Nel corso dell'intero pontificato si trovò a dover contendere con Fozio, un dignitario laico investito in pochi giorni di tutti gli ordini sacri e sostituito, nell'858 e forte del pieno favore della corte bizantina, al patriarca Ignazio.

 

Tale contrasto sfociò anzi in aperta rottura con la chiesa d'Oriente, che sotto la guida di Fozio, inutilmente scomunicato e dichiarato deposto da Niccolò I, mirava ad assicurarsi il primato sulla Bulgaria.
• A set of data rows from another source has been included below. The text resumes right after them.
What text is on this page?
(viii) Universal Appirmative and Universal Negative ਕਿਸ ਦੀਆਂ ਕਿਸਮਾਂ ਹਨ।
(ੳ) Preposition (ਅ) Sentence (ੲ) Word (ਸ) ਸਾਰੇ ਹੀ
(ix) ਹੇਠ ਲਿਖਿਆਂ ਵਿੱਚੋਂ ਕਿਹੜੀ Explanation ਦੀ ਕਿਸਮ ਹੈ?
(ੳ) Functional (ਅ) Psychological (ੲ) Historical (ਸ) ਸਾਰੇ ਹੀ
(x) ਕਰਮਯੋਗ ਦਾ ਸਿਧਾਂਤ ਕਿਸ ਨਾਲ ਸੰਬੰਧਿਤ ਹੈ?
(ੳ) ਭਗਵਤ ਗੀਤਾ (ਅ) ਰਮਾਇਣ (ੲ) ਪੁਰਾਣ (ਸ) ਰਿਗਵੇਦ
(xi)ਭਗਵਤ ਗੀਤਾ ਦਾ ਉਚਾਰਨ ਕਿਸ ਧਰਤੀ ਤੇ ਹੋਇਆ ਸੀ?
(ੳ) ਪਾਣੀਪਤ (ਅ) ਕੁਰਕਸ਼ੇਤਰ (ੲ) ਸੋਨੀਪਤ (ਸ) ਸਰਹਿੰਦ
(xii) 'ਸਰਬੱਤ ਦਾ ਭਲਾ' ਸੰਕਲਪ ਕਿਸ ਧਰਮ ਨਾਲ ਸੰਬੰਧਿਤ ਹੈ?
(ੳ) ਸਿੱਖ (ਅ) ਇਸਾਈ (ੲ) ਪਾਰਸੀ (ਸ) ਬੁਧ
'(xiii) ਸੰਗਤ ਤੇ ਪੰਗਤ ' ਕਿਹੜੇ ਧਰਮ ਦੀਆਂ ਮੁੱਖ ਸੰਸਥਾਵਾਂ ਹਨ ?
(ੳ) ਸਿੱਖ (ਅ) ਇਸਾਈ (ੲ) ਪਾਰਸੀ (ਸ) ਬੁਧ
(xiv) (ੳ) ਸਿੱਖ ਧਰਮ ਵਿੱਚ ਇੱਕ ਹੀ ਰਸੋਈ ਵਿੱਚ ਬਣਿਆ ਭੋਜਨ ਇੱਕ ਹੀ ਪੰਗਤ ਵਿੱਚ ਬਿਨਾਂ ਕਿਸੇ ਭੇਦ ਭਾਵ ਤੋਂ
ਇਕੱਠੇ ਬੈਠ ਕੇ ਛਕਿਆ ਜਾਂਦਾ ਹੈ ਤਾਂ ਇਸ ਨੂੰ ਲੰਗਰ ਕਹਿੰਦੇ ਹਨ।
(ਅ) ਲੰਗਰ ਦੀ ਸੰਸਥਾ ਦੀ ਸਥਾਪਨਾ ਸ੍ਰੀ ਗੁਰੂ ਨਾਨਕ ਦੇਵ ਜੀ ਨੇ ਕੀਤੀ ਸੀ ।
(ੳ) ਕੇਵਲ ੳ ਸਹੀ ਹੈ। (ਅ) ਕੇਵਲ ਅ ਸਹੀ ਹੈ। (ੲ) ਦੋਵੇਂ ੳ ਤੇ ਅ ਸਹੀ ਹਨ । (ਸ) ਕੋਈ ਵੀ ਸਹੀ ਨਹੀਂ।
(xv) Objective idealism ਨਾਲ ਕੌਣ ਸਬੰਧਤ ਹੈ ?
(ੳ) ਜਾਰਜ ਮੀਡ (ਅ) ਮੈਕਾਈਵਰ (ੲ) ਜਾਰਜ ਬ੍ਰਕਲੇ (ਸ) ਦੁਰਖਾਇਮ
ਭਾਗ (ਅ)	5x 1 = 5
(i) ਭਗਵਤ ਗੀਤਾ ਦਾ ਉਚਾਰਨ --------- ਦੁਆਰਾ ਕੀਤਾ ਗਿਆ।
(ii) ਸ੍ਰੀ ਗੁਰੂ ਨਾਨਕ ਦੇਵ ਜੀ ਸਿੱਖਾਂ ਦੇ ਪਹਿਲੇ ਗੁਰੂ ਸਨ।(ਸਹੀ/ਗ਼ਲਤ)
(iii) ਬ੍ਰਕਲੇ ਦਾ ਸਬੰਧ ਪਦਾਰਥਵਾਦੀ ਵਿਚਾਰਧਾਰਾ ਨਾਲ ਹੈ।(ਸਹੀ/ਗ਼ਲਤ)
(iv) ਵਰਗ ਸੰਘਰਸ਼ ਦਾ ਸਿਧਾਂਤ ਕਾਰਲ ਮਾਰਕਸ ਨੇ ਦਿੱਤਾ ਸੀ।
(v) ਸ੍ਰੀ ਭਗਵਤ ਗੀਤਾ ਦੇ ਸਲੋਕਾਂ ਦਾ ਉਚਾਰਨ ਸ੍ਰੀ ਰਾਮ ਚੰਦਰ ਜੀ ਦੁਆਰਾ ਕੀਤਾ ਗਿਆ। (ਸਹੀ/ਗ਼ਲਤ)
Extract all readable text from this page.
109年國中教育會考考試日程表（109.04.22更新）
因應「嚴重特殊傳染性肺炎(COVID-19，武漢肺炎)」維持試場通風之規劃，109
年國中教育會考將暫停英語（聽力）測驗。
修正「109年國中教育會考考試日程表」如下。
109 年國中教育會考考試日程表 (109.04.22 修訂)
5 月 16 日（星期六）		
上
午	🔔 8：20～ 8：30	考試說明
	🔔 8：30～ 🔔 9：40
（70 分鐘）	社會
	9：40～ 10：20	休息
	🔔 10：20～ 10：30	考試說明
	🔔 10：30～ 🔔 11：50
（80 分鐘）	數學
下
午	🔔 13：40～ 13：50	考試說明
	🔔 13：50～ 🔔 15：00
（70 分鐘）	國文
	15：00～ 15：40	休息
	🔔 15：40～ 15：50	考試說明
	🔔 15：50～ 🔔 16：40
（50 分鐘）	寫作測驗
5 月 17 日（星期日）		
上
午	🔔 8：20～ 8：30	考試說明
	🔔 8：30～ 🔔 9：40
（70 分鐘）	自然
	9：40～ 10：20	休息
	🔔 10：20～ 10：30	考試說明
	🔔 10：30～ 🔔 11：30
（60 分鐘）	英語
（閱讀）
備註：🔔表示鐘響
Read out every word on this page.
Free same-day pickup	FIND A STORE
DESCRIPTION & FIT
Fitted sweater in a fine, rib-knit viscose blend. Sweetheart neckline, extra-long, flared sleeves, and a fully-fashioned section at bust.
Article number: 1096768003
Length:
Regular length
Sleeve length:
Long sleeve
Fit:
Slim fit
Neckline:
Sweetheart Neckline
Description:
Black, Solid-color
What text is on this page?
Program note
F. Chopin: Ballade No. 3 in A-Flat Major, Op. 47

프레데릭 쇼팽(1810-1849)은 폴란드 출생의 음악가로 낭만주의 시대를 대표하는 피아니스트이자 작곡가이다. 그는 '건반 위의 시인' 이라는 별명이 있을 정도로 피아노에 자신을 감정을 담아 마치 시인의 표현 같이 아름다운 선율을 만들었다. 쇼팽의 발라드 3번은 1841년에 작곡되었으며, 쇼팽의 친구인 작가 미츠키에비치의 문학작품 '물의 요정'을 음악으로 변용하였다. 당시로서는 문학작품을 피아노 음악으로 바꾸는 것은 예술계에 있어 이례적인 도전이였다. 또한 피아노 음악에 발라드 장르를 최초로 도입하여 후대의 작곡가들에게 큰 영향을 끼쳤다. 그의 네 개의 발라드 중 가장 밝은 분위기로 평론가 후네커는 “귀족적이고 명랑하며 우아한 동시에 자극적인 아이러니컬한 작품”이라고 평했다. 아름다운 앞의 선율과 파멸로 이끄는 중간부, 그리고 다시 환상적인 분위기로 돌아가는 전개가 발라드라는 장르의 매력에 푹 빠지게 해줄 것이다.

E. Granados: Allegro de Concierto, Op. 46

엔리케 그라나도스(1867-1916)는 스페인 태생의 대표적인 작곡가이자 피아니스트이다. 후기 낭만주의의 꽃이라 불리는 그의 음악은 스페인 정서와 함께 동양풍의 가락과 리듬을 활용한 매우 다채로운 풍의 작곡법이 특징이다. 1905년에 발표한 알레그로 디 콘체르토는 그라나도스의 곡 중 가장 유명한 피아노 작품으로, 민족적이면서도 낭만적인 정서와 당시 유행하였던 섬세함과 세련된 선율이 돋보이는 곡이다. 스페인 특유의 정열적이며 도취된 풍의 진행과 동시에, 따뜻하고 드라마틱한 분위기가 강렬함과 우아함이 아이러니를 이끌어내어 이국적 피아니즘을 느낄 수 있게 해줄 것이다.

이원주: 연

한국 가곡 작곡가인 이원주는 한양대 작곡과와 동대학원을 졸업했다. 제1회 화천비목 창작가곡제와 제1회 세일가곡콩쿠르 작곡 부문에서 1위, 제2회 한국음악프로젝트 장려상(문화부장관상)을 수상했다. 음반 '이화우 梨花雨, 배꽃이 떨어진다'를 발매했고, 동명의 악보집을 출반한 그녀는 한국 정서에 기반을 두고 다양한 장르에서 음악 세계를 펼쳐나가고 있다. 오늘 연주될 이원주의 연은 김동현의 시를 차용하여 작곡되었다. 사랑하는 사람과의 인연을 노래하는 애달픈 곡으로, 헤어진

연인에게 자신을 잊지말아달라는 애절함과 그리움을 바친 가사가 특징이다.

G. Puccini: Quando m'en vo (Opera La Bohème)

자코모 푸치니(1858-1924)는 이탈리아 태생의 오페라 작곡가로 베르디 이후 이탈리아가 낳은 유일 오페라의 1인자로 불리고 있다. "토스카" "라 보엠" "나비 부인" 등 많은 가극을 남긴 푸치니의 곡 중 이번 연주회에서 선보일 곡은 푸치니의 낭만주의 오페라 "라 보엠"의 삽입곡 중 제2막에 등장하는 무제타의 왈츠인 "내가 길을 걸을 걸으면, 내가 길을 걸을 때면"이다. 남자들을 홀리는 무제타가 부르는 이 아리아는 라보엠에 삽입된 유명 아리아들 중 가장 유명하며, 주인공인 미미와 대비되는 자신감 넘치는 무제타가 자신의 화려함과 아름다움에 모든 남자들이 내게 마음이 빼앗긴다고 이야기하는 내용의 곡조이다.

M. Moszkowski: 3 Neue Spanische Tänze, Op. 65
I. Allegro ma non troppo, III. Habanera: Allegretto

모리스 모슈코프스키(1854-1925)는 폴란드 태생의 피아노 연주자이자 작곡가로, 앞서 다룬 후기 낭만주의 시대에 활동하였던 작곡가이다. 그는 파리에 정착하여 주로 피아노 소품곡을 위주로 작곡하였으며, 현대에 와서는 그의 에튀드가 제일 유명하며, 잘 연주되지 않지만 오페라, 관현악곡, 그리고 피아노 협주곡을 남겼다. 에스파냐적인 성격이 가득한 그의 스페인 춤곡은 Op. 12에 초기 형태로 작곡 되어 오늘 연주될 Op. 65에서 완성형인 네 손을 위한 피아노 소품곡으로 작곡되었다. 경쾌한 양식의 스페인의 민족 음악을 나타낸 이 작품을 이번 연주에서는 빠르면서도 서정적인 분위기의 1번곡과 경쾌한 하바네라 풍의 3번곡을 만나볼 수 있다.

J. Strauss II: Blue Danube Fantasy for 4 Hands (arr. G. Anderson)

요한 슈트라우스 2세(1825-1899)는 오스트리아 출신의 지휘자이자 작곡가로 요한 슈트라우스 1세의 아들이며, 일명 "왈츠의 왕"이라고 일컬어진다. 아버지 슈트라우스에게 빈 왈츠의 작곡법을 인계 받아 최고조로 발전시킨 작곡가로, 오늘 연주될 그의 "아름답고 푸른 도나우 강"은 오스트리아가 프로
Qui il principe Boris, battezzato nell'864 da Fozio con il nome di Michele, ambiva al titolo di zar e all'autonomia dalla propria chiesa, e Niccolò I, interpellato, gli promise la nomina di un arcivescovo alle dirette dipendenze da Roma e gli fece pervenire – tramite i legati pontifici Formoso di Porto e Paolo di Populonia – le famose Responsiones ad consulta bulgarorum.

 

Tuttavia Michele gli preferì le analoghe controproposte di Fozio, di modo che la Bulgaria entrò sin da allora nella zona d'influenza della chiesa d'Oriente e nella sfera religiosa e culturale di lingua greca.

 

Durante il suo pontificato i saraceni avevano stabilito in Puglia l’emirato di Bari che venne governato da Sawdàn, feroce razziatore delle campagne e dei borghi dell’Italia centro-meridionale, dal 856 e fino al 871.

 

I saraceni saccheggiarono anche il monastero di San Vincenzo al Volturno (861): il papa fu tra i sostenitori delle successive campagne antisaracene di Ludovico II, che mirava a riprendere Bari dai musulmani, e ci sarebbe riuscito solo alcuni anni dopo.

 

Niccolò I fu sepolto nella basilica di San Pietro ed è un Santo della Chiesa di Roma.